Dünya genelinde kansere bağlı ölümlerin ilk sırasında yer alan akciğer kanserinde erken tanı hayati önem taşıyor. Medicana International İzmir Hastanesi Göğüs Hastalıkları Uzmanı Doç. Dr. Nuran Katgı, hastalığın genellikle ileri evrede fark edildiğini ve bu durumun tedavi şansını düşürdüğünü belirtti. Akciğer kanserinin uzun süre belirti vermeden seyredebildiğini aktaran Doç. Dr. Katgı, erken evrede tespit edilen hastalarda cerrahi ile tam iyileşme sağlanabildiğini ifade etti. Bu nedenle hastalığın, henüz başka organlara yayılmadan yakalanmasının tedavi başarısını belirgin şekilde artırdığını vurguladı.
Erken evre tümörler LDCT ile yakalanabilir
Doç. Dr. Katgı, LDCT yönteminin klasik toraks BT’ye kıyasla çok daha düşük radyasyon dozu ile yüksek çözünürlüklü görüntü sunduğunu belirtti. ABD ve Avrupa’da yapılan geniş ölçekli çalışmaların, LDCT taramasının akciğer kanserine bağlı ölümleri yüzde 20 oranında azalttığını ortaya koyduğunu söyledi. Uluslararası kılavuzlara göre, 50–80 yaş arası, 20 paket-yıl sigara içme öyküsü bulunan ve halen sigara içen ya da son 15 yıl içinde bırakmış bireylerin yılda bir kez LDCT taramasından geçmesi gerektiğini hatırlatan Doç. Dr. Katgı, bu uygulamanın erken tanı açısından büyük bir fırsat sunduğunu belirtti.
Yanlış negatif oranları düşük
Tarama genellikle sigara içenler için önerilse de pasif içicilik, aile öyküsü, radon veya asbest maruziyeti gibi etkenlerin de risk oluşturduğunu belirten Doç. Dr. Katgı, bu bireylerin hekim değerlendirmesinden geçmesinin önemine dikkat çekti. LDCT’nin güvenli ve ağrısız bir yöntem olduğuna değinerek, her tarama testinde olduğu gibi burada da yanlış pozitif sonuçların görülebileceğini ancak Lung-RADS sistemiyle bu oranın yüzde 10–13 seviyelerine indirildiğini kaydetti.
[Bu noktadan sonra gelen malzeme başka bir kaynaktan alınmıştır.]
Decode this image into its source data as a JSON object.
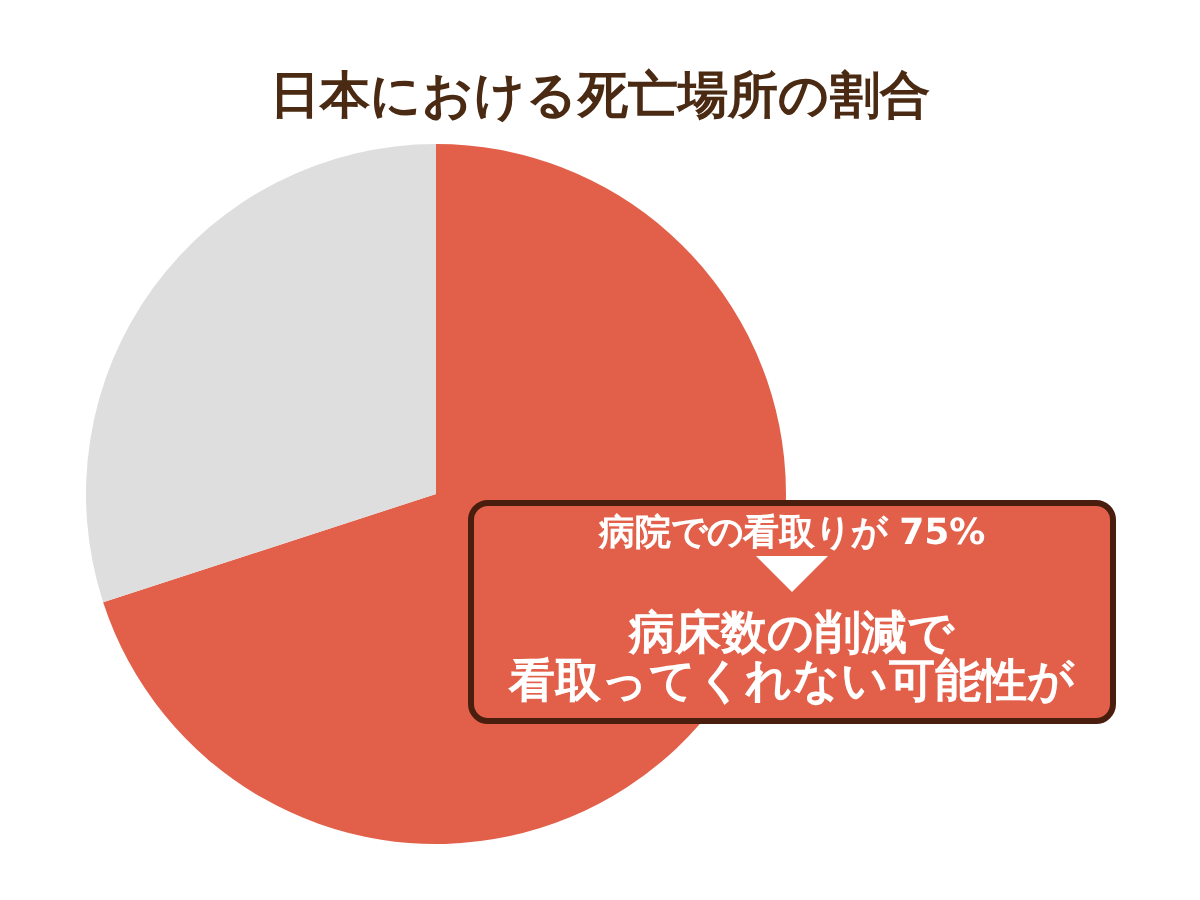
{
  "chart_data": {
    "type": "pie",
    "title": "日本における死亡場所の割合",
    "categories": [
      null,
      null
    ],
    "values": [
      70,
      30
    ],
    "colors": [
      "#e2604a",
      "#dedede"
    ],
    "annotations": [
      "病院での看取りが 75%",
      "病床数の削減で",
      "看取ってくれない可能性が"
    ]
  }
}
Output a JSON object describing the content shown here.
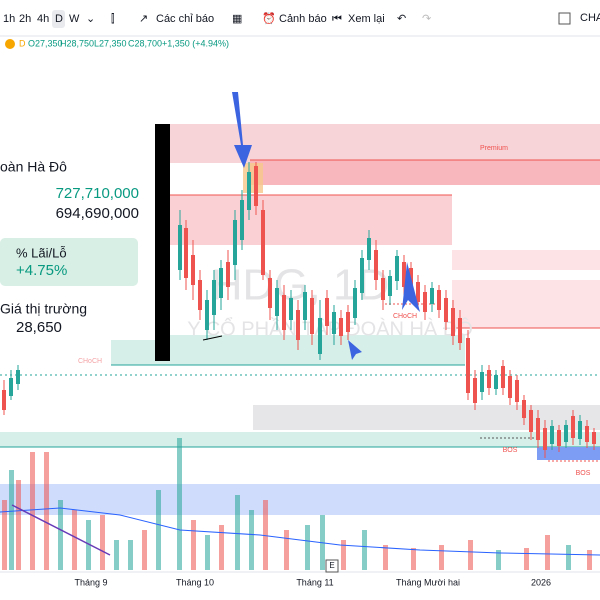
{
  "toolbar": {
    "timeframes": [
      "1h",
      "2h",
      "4h",
      "D",
      "W"
    ],
    "indicators": "Các chỉ báo",
    "alerts": "Cảnh báo",
    "replay": "Xem lại",
    "right": "CHA"
  },
  "ohlc": {
    "interval": "D",
    "open": "O27,350",
    "high": "H28,750",
    "low": "L27,350",
    "close": "C28,700",
    "change": "+1,350 (+4.94%)"
  },
  "panel": {
    "name": "oàn Hà Đô",
    "value1": "727,710,000",
    "value2": "694,690,000",
    "pl_label": "% Lãi/Lỗ",
    "pl_value": "+4.75%",
    "market_label": "Giá thị trường",
    "market_value": "28,650"
  },
  "chart": {
    "watermark": "HDG, 1D",
    "watermark_sub": "Y CỔ PHẦN TẬP ĐOÀN HÀ ĐÔ",
    "labels": {
      "premium": "Premium",
      "choch_left": "CHoCH",
      "choch": "CHoCH",
      "bos1": "BOS",
      "bos2": "BOS",
      "event": "E"
    },
    "x_labels": [
      "Tháng 9",
      "Tháng 10",
      "Tháng 11",
      "Tháng Mười hai",
      "2026"
    ]
  }
}
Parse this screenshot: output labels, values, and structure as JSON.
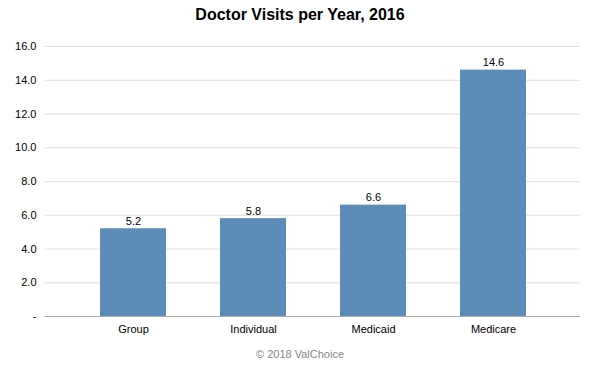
{
  "chart_data": {
    "type": "bar",
    "title": "Doctor Visits per Year, 2016",
    "categories": [
      "Group",
      "Individual",
      "Medicaid",
      "Medicare"
    ],
    "values": [
      5.2,
      5.8,
      6.6,
      14.6
    ],
    "color": "#5B8DB8",
    "ylim": [
      0,
      16.0
    ],
    "yticks": [
      {
        "value": 0,
        "label": "-"
      },
      {
        "value": 2.0,
        "label": "2.0"
      },
      {
        "value": 4.0,
        "label": "4.0"
      },
      {
        "value": 6.0,
        "label": "6.0"
      },
      {
        "value": 8.0,
        "label": "8.0"
      },
      {
        "value": 10.0,
        "label": "10.0"
      },
      {
        "value": 12.0,
        "label": "12.0"
      },
      {
        "value": 14.0,
        "label": "14.0"
      },
      {
        "value": 16.0,
        "label": "16.0"
      }
    ],
    "grid": true,
    "data_labels": true,
    "caption": "© 2018 ValChoice"
  }
}
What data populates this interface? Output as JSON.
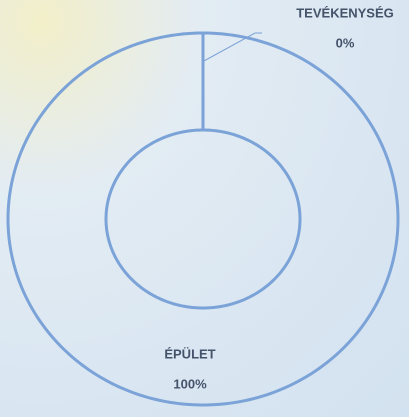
{
  "chart_data": {
    "type": "donut",
    "categories": [
      "TEVÉKENYSÉG",
      "ÉPÜLET"
    ],
    "values": [
      0,
      100
    ],
    "value_labels": [
      "0%",
      "100%"
    ],
    "color": "#7ba3d8"
  }
}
Belirti beklemeden tarama yaptırın
Akciğer kanserine karşı sigarayı bırakmanın en önemli adım olduğunu ancak riskin tamamen ortadan kalkmadığını vurgulayan Doç. Dr. Katgı, yüksek risk grubunda yer alan bireylerin belirti beklemeden düzenli tarama yaptırmasının şart olduğunu ifade etti. Güçlü hasta-hekim iletişimi ve multidisipliner yaklaşımın başarıyı artırdığını belirterek, erken tanı konan her hastanın, kazanılmış bir hayat anlamına geldiğini sözlerine ekledi.